Why are manufacturers still cheating on benchmarks?
An XDA Developer investigation in cooperation with our friends at Primate Labs, the company behind the excellent Geekbench test suite for Android, has uncovered a vast conspiracy of benchmarking infractions across thousands of Android devices.
OK, that's not entirely true, but it sounds good, right? In reality, it was discovered that, as Samsung, HTC and others were found to be doing a number of years ago, OnePlus and Meizu activated "performance" modes on their flagships, the OnePlus 3T and Meizu Pro 6 Plus, when entering some CPU and GPU benchmarks. From XDA:
We came to the conclusion that OnePlus must be targeting specific applications. Our hypothesis was that OnePlus was targeting these benchmarks by name, and was entering an alternate CPU scaling mode to pump up their benchmark scores.
The OnePlus 3T was looking for Geekbench, AnTuTu, Androbench, Quadrant, Vellamo, and GFXBench.
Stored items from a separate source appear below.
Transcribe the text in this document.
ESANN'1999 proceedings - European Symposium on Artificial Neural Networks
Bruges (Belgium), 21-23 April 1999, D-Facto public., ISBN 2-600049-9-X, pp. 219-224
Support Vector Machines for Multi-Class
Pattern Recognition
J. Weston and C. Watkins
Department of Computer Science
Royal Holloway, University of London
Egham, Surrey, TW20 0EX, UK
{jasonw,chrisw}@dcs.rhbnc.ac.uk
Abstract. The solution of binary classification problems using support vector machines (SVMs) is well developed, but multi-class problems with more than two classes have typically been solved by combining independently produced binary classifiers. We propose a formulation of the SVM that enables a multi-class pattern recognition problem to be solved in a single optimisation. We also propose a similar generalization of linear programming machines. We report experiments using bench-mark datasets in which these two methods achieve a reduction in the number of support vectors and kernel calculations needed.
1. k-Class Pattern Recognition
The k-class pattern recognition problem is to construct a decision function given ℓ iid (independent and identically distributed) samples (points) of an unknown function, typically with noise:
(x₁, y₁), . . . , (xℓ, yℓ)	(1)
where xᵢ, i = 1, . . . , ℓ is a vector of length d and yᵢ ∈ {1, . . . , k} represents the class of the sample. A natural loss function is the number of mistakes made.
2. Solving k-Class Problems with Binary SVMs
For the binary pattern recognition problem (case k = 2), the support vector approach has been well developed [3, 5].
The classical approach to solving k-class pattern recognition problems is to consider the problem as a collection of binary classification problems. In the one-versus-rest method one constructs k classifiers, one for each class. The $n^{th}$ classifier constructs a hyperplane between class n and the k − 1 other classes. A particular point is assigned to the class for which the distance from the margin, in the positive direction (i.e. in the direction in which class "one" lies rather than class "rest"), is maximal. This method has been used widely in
As by this point we had fairly clear evidence that OnePlus was engaging in benchmark cheating.
XDA Developers worked with Primate Labs to obtain a special build of Geekbench that wouldn't trigger the cheating, and found significant performance differences and, of course, higher overall temperatures as a result. Similar results were found with the Meizu Pro 6 Plus, which isn't popular outside of China.
For its part, OnePlus says that there was no malice intended in the optimizations, and that they were meant to improve overall game performance, not benchmarks, at the expense of a bit more heat output and battery usage. A future build will remove the benchmark optimizations.
Of course, a level playing field is necessary in an industry where benchmarks, for a small number of users, inform buying decisions, but we always recommend looking at the entire device — not just the speed of its cores — as a measure for purchase.